The problem is that the only people I consider to be good friends all have different interests, and all belong to different social groups. I have no social group of my own and go back and forth between their friend circles. It seems that their respective friend circles are very close knit.I always feel like the odd one out of whatever group I'm with at the time.
I don't think I could consider my close friends a social group of it's own, as they are all from different groups and aren't friends with each other.
Am I setting my standards for friends too high? I don't think I am, because I just want a friend that I can talk to on a wide variety of subjects, not just the few we have in common. I can't do that with anyone I know. I feel like when I talk to my "friends", I either have to talk all about computers, or all about music, or whatever that they're interested in, but never a mixture of everything. The peer groups I see are all so specialized and serve niche interests; none of them are generally interested in everything.
I feel even worse about this, because I think that because I am feeling like this, that it makes me a walking adolescent stereotype. I feel like just another Holden, which probably makes the entire situation worse. I'm being self-conscious about myself being self-conscious, so that probably doesn't help.
I feel like I can recognize the flaws in how I handle friendships, but I have no idea of how to solve them.
The only thing that feels like a solution is waiting until I am out of high school to find new people. Everyone has told me to wait until college, and then I will find new people, but everyone I know in college generally sticks with the same friend group that they had in high school (hence why I would know), so I don't have much hope in that.
How do you go about meeting new interesting people? How do you stop yourself from over-analyzing your current friendships? I never post here on HN, but I love reading the articles and discussions, and you seem like a wise and interesting bunch of people. Please give me your advice. Whenever I try to talk to people in person about this, they just tell me that they don't know what to say, and I can't stand talking to psychologists because they seem to just regurgitate what you want to hear repeatedly.
Where are the truly interesting people in life?

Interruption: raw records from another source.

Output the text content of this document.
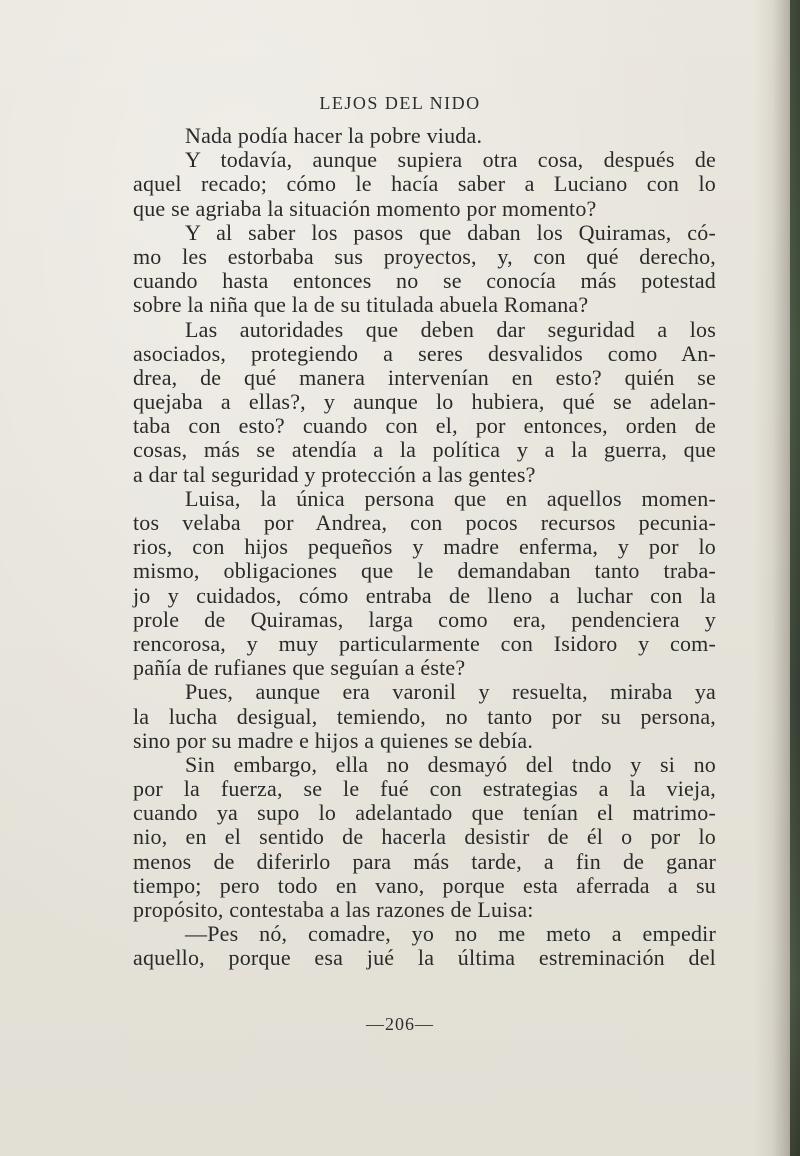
LEJOS DEL NIDO
Nada podía hacer la pobre viuda.
Y todavía, aunque supiera otra cosa, después de
aquel recado; cómo le hacía saber a Luciano con lo
que se agriaba la situación momento por momento?
Y al saber los pasos que daban los Quiramas, có-
mo les estorbaba sus proyectos, y, con qué derecho,
cuando hasta entonces no se conocía más potestad
sobre la niña que la de su titulada abuela Romana?
Las autoridades que deben dar seguridad a los
asociados, protegiendo a seres desvalidos como An-
drea, de qué manera intervenían en esto? quién se
quejaba a ellas?, y aunque lo hubiera, qué se adelan-
taba con esto? cuando con el, por entonces, orden de
cosas, más se atendía a la política y a la guerra, que
a dar tal seguridad y protección a las gentes?
Luisa, la única persona que en aquellos momen-
tos velaba por Andrea, con pocos recursos pecunia-
rios, con hijos pequeños y madre enferma, y por lo
mismo, obligaciones que le demandaban tanto traba-
jo y cuidados, cómo entraba de lleno a luchar con la
prole de Quiramas, larga como era, pendenciera y
rencorosa, y muy particularmente con Isidoro y com-
pañía de rufianes que seguían a éste?
Pues, aunque era varonil y resuelta, miraba ya
la lucha desigual, temiendo, no tanto por su persona,
sino por su madre e hijos a quienes se debía.
Sin embargo, ella no desmayó del tndo y si no
por la fuerza, se le fué con estrategias a la vieja,
cuando ya supo lo adelantado que tenían el matrimo-
nio, en el sentido de hacerla desistir de él o por lo
menos de diferirlo para más tarde, a fin de ganar
tiempo; pero todo en vano, porque esta aferrada a su
propósito, contestaba a las razones de Luisa:
—Pes nó, comadre, yo no me meto a empedir
aquello, porque esa jué la última estreminación del
—206—
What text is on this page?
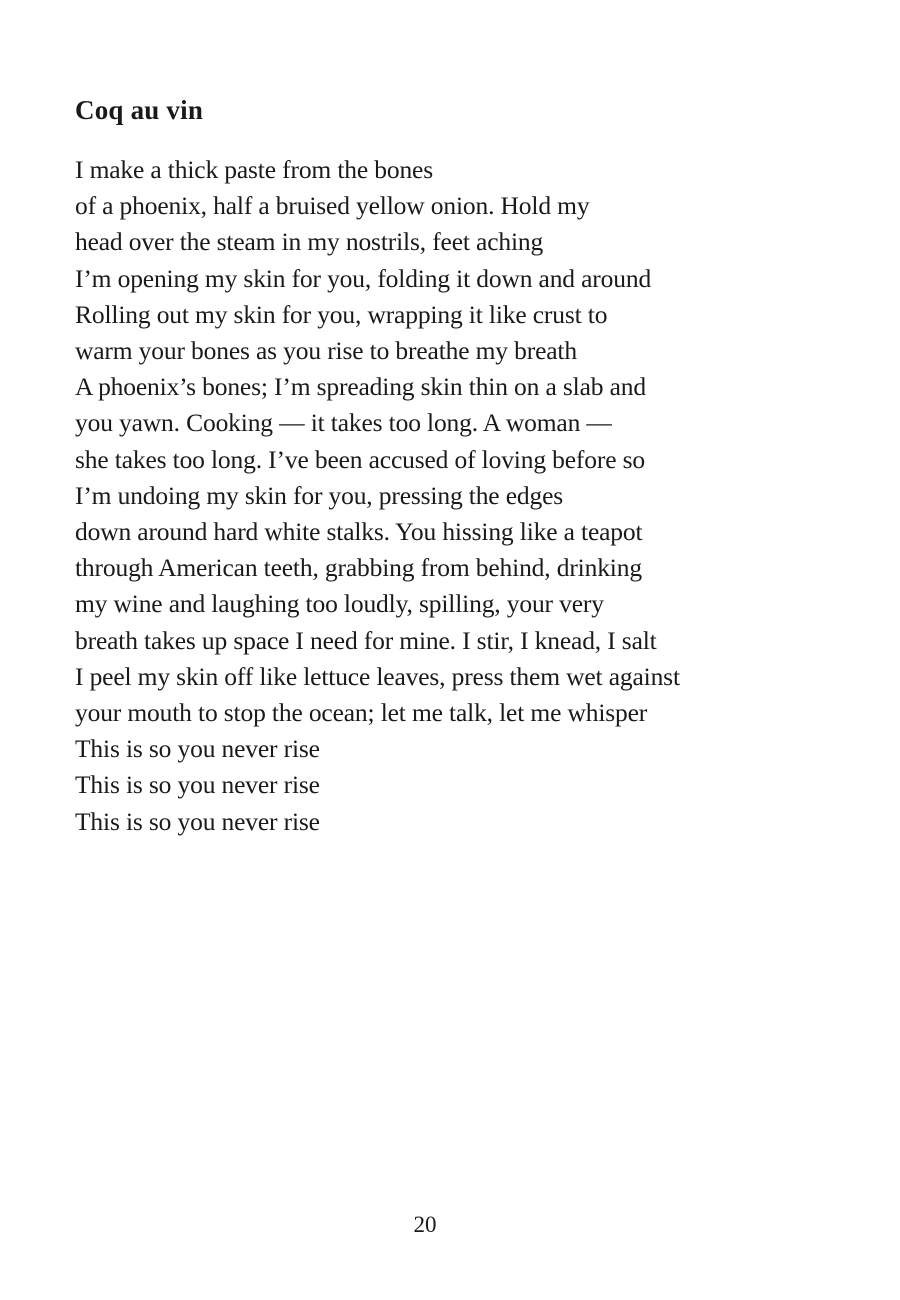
Coq au vin
I make a thick paste from the bones
of a phoenix, half a bruised yellow onion. Hold my
head over the steam in my nostrils, feet aching
I’m opening my skin for you, folding it down and around
Rolling out my skin for you, wrapping it like crust to
warm your bones as you rise to breathe my breath
A phoenix’s bones; I’m spreading skin thin on a slab and
you yawn. Cooking — it takes too long. A woman —
she takes too long. I’ve been accused of loving before so
I’m undoing my skin for you, pressing the edges
down around hard white stalks. You hissing like a teapot
through American teeth, grabbing from behind, drinking
my wine and laughing too loudly, spilling, your very
breath takes up space I need for mine. I stir, I knead, I salt
I peel my skin off like lettuce leaves, press them wet against
your mouth to stop the ocean; let me talk, let me whisper
This is so you never rise
This is so you never rise
This is so you never rise
20
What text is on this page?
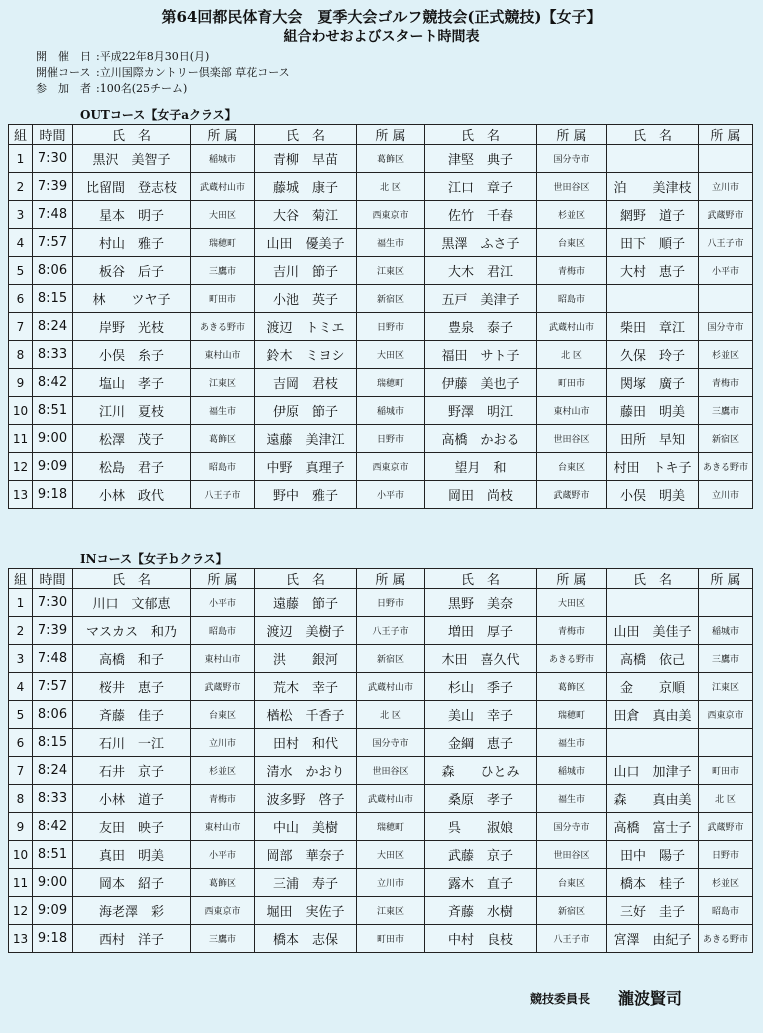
第64回都民体育大会　夏季大会ゴルフ競技会(正式競技)【女子】
組合わせおよびスタート時間表
開　催　日 :平成22年8月30日(月)
開催コース :立川国際カントリー倶楽部 草花コース
参　加　者 :100名(25チーム)
OUTコース【女子aクラス】
組	時間	氏　名	所 属	氏　名	所 属	氏　名	所 属	氏　名	所 属
1	7:30	黒沢　美智子	稲城市	青柳　早苗	葛飾区	津堅　典子	国分寺市		
2	7:39	比留間　登志枝	武蔵村山市	藤城　康子	北 区	江口　章子	世田谷区	泊　　美津枝	立川市
3	7:48	星本　明子	大田区	大谷　菊江	西東京市	佐竹　千春	杉並区	網野　道子	武蔵野市
4	7:57	村山　雅子	瑞穂町	山田　優美子	福生市	黒澤　ふさ子	台東区	田下　順子	八王子市
5	8:06	板谷　后子	三鷹市	吉川　節子	江東区	大木　君江	青梅市	大村　恵子	小平市
6	8:15	林　　ツヤ子	町田市	小池　英子	新宿区	五戸　美津子	昭島市		
7	8:24	岸野　光枝	あきる野市	渡辺　トミエ	日野市	豊泉　泰子	武蔵村山市	柴田　章江	国分寺市
8	8:33	小俣　糸子	東村山市	鈴木　ミヨシ	大田区	福田　サト子	北 区	久保　玲子	杉並区
9	8:42	塩山　孝子	江東区	吉岡　君枝	瑞穂町	伊藤　美也子	町田市	関塚　廣子	青梅市
10	8:51	江川　夏枝	福生市	伊原　節子	稲城市	野澤　明江	東村山市	藤田　明美	三鷹市
11	9:00	松澤　茂子	葛飾区	遠藤　美津江	日野市	高橋　かおる	世田谷区	田所　早知	新宿区
12	9:09	松島　君子	昭島市	中野　真理子	西東京市	望月　和	台東区	村田　トキ子	あきる野市
13	9:18	小林　政代	八王子市	野中　雅子	小平市	岡田　尚枝	武蔵野市	小俣　明美	立川市
INコース【女子ｂクラス】
組	時間	氏　名	所 属	氏　名	所 属	氏　名	所 属	氏　名	所 属
1	7:30	川口　文郁恵	小平市	遠藤　節子	日野市	黒野　美奈	大田区		
2	7:39	マスカス　和乃	昭島市	渡辺　美樹子	八王子市	増田　厚子	青梅市	山田　美佳子	稲城市
3	7:48	高橋　和子	東村山市	洪　　銀河	新宿区	木田　喜久代	あきる野市	高橋　依己	三鷹市
4	7:57	桜井　恵子	武蔵野市	荒木　幸子	武蔵村山市	杉山　季子	葛飾区	金　　京順	江東区
5	8:06	斉藤　佳子	台東区	楢松　千香子	北 区	美山　幸子	瑞穂町	田倉　真由美	西東京市
6	8:15	石川　一江	立川市	田村　和代	国分寺市	金綱　恵子	福生市		
7	8:24	石井　京子	杉並区	清水　かおり	世田谷区	森　　ひとみ	稲城市	山口　加津子	町田市
8	8:33	小林　道子	青梅市	波多野　啓子	武蔵村山市	桑原　孝子	福生市	森　　真由美	北 区
9	8:42	友田　映子	東村山市	中山　美樹	瑞穂町	呉　　淑娘	国分寺市	高橋　富士子	武蔵野市
10	8:51	真田　明美	小平市	岡部　華奈子	大田区	武藤　京子	世田谷区	田中　陽子	日野市
11	9:00	岡本　紹子	葛飾区	三浦　寿子	立川市	露木　直子	台東区	橋本　桂子	杉並区
12	9:09	海老澤　彩	西東京市	堀田　実佐子	江東区	斉藤　水樹	新宿区	三好　圭子	昭島市
13	9:18	西村　洋子	三鷹市	橋本　志保	町田市	中村　良枝	八王子市	宮澤　由紀子	あきる野市
競技委員長 瀧波賢司
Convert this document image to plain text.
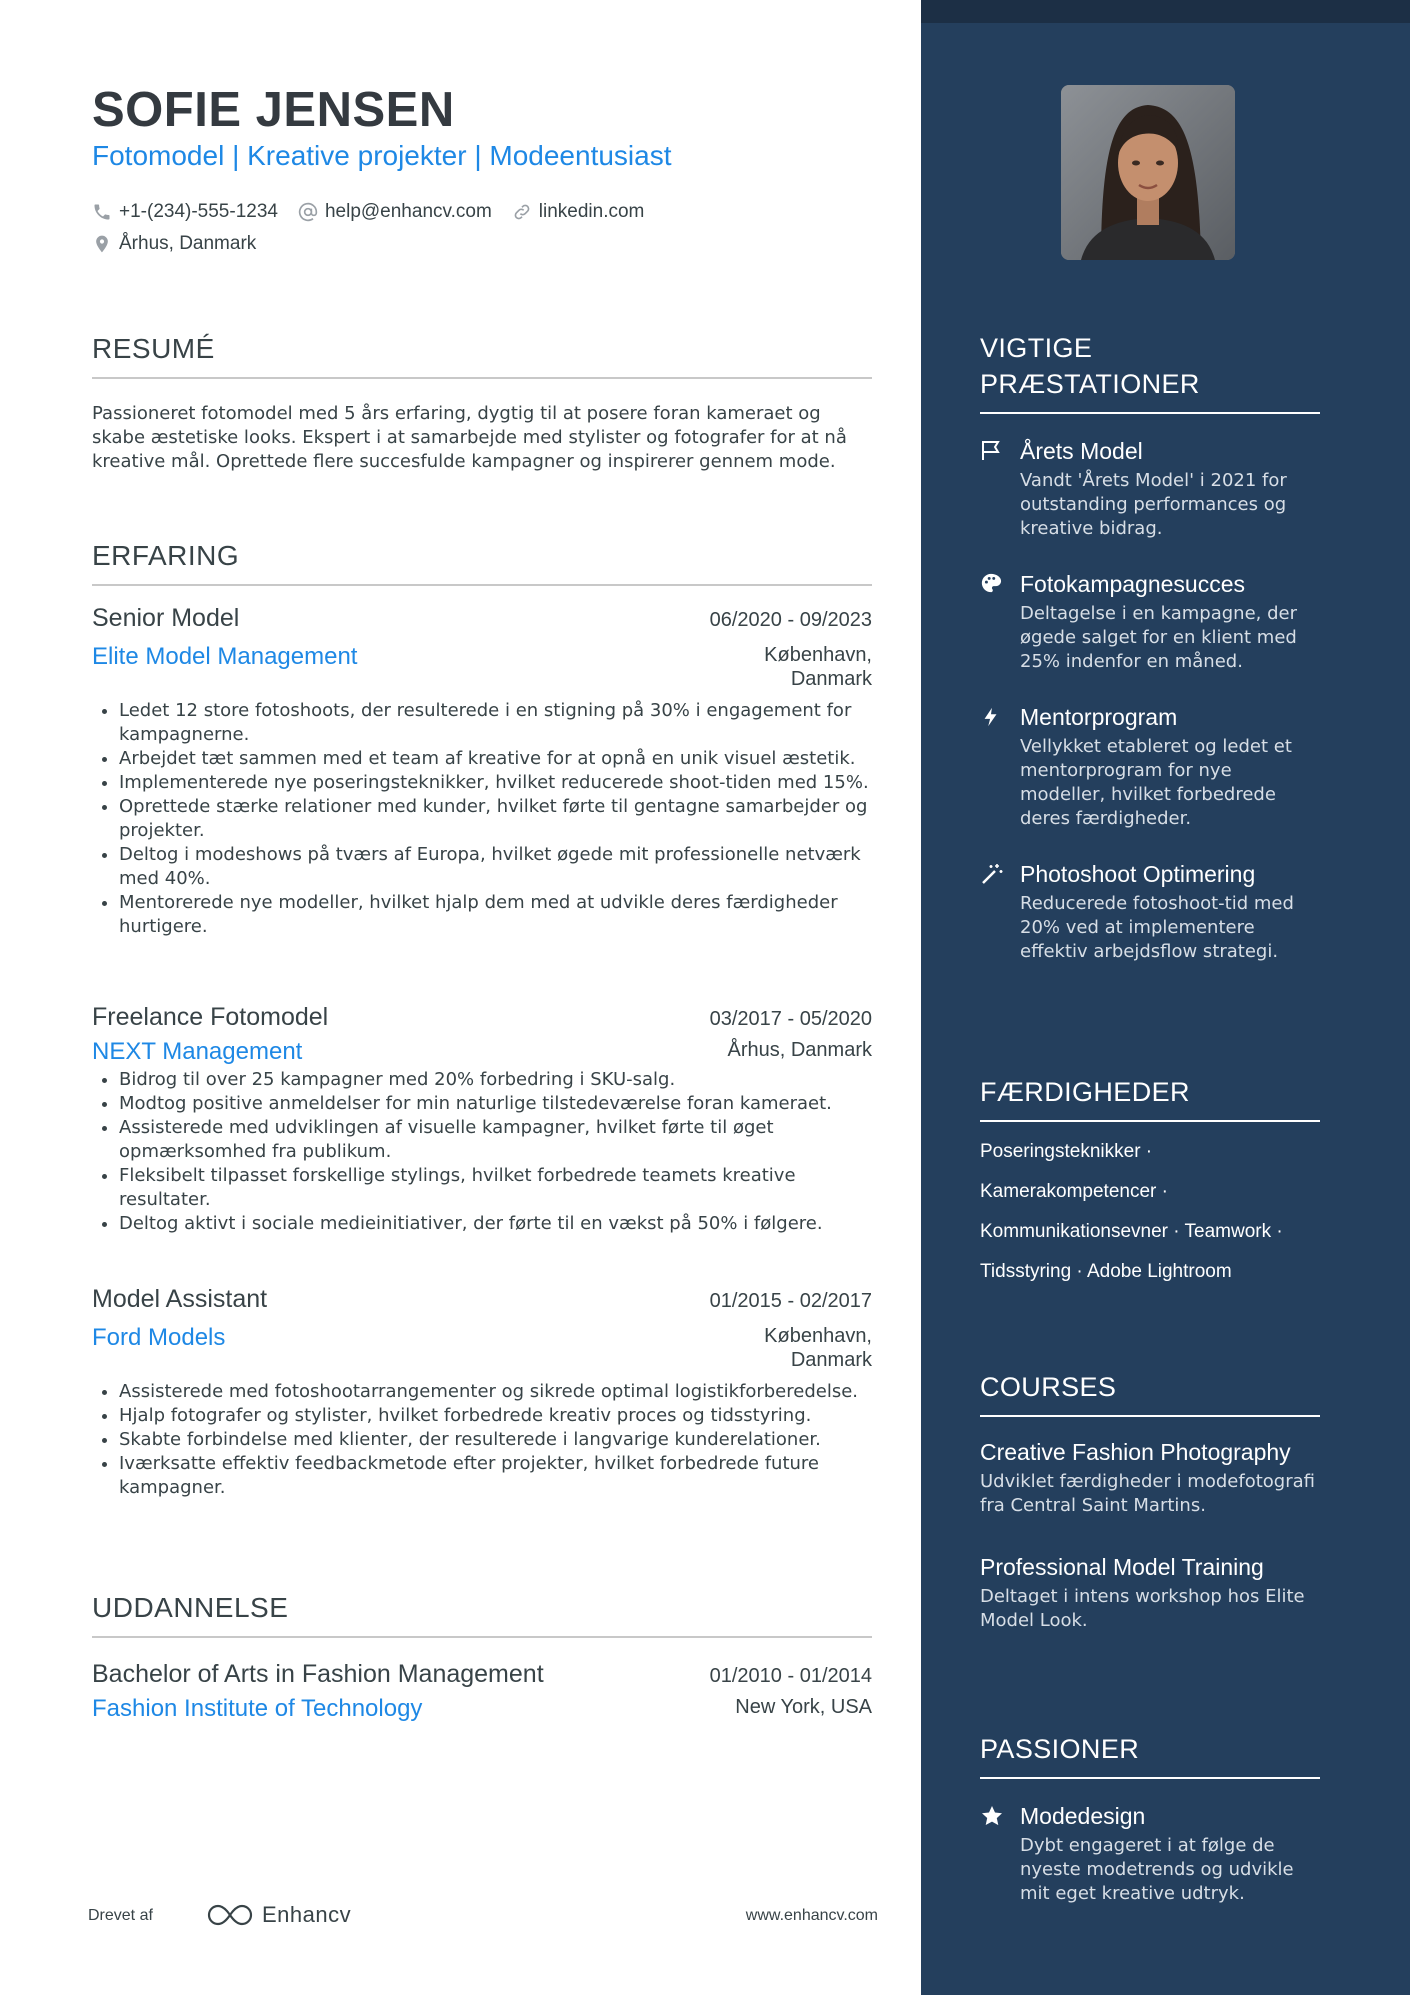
SOFIE JENSEN
Fotomodel | Kreative projekter | Modeentusiast
+1-(234)-555-1234 help@enhancv.com linkedin.com
Århus, Danmark
RESUMÉ

Passioneret fotomodel med 5 års erfaring, dygtig til at posere foran kameraet og skabe æstetiske looks. Ekspert i at samarbejde med stylister og fotografer for at nå kreative mål. Oprettede flere succesfulde kampagner og inspirerer gennem mode.

ERFARING
Senior Model	06/2020 - 09/2023
Elite Model Management	København, Danmark
• Ledet 12 store fotoshoots, der resulterede i en stigning på 30% i engagement for kampagnerne.
• Arbejdet tæt sammen med et team af kreative for at opnå en unik visuel æstetik.
• Implementerede nye poseringsteknikker, hvilket reducerede shoot-tiden med 15%.
• Oprettede stærke relationer med kunder, hvilket førte til gentagne samarbejder og projekter.
• Deltog i modeshows på tværs af Europa, hvilket øgede mit professionelle netværk med 40%.
• Mentorerede nye modeller, hvilket hjalp dem med at udvikle deres færdigheder hurtigere.
Freelance Fotomodel	03/2017 - 05/2020
NEXT Management	Århus, Danmark
• Bidrog til over 25 kampagner med 20% forbedring i SKU-salg.
• Modtog positive anmeldelser for min naturlige tilstedeværelse foran kameraet.
• Assisterede med udviklingen af visuelle kampagner, hvilket førte til øget opmærksomhed fra publikum.
• Fleksibelt tilpasset forskellige stylings, hvilket forbedrede teamets kreative resultater.
• Deltog aktivt i sociale medieinitiativer, der førte til en vækst på 50% i følgere.
Model Assistant	01/2015 - 02/2017
Ford Models	København, Danmark
• Assisterede med fotoshootarrangementer og sikrede optimal logistikforberedelse.
• Hjalp fotografer og stylister, hvilket forbedrede kreativ proces og tidsstyring.
• Skabte forbindelse med klienter, der resulterede i langvarige kunderelationer.
• Iværksatte effektiv feedbackmetode efter projekter, hvilket forbedrede future kampagner.
UDDANNELSE
Bachelor of Arts in Fashion Management	01/2010 - 01/2014
Fashion Institute of Technology	New York, USA
Drevet af	Enhancv	www.enhancv.com
VIGTIGE PRÆSTATIONER
Årets Model
Vandt 'Årets Model' i 2021 for outstanding performances og kreative bidrag.
Fotokampagnesucces
Deltagelse i en kampagne, der øgede salget for en klient med 25% indenfor en måned.
Mentorprogram
Vellykket etableret og ledet et mentorprogram for nye modeller, hvilket forbedrede deres færdigheder.
Photoshoot Optimering
Reducerede fotoshoot-tid med 20% ved at implementere effektiv arbejdsflow strategi.
FÆRDIGHEDER
Poseringsteknikker ·
Kamerakompetencer ·
Kommunikationsevner · Teamwork ·
Tidsstyring · Adobe Lightroom
COURSES
Creative Fashion Photography
Udviklet færdigheder i modefotografi fra Central Saint Martins.
Professional Model Training
Deltaget i intens workshop hos Elite Model Look.
PASSIONER
Modedesign
Dybt engageret i at følge de nyeste modetrends og udvikle mit eget kreative udtryk.
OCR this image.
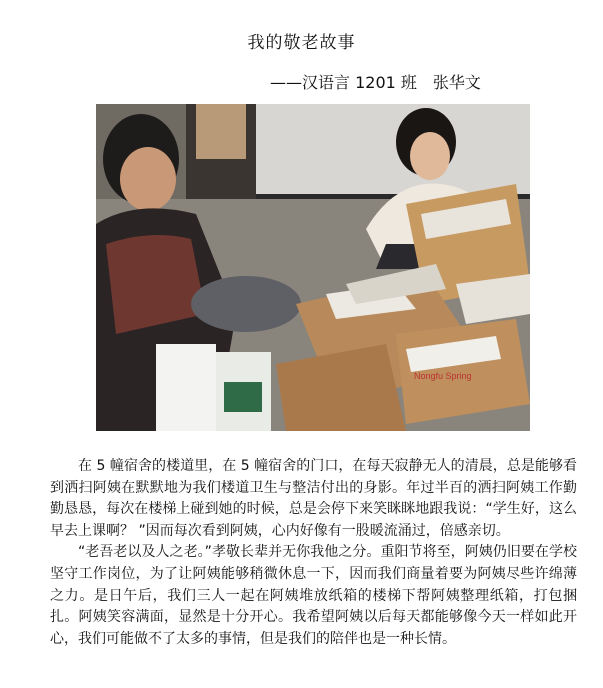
我的敬老故事
——汉语言 1201 班　张华文
Nongfu Spring

在 5 幢宿舍的楼道里，在 5 幢宿舍的门口，在每天寂静无人的清晨，总是能够看到洒扫阿姨在默默地为我们楼道卫生与整洁付出的身影。年过半百的洒扫阿姨工作勤勤恳恳，每次在楼梯上碰到她的时候，总是会停下来笑眯眯地跟我说：“学生好，这么早去上课啊？ ”因而每次看到阿姨，心内好像有一股暖流涌过，倍感亲切。

“老吾老以及人之老。”孝敬长辈并无你我他之分。重阳节将至，阿姨仍旧要在学校坚守工作岗位，为了让阿姨能够稍微休息一下，因而我们商量着要为阿姨尽些许绵薄之力。是日午后，我们三人一起在阿姨堆放纸箱的楼梯下帮阿姨整理纸箱，打包捆扎。阿姨笑容满面，显然是十分开心。我希望阿姨以后每天都能够像今天一样如此开心，我们可能做不了太多的事情，但是我们的陪伴也是一种长情。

Oh, and don't try to look for smart people. Half of those people we label as "smart" are actually complete idiots. Just because society currently describes people who can type mathematically-intensive instructions to a machine as "smart" does not mean that they are any more intelligent than the person who has dedicated their time to understanding social nuance and child-rearing, or whatever. A lot of "dumb", "average" people are a lot smarter than you at many things; cooking, talking to girls, changing a flat tire, whatever... Learn to enjoy this.
And finally, whatever you do, do NOT attempt to surround yourself with people who consider themselves "interesting." That's the absolute WORST. There's nothing worse than a group of people who sit around and congratulate themselves for being so cool and important - which is exactly why so many people in positions of power, feeling that they have "arrived" and can thus finally mingle with people worthy of their mystical talents, are so utterly impotent at accomplishing anything of significance. But hey, if you really want to smoke pot with Bono on his yacht and pretend you're saving the world, go for it. (That's not a joke, by the way. He really does that.)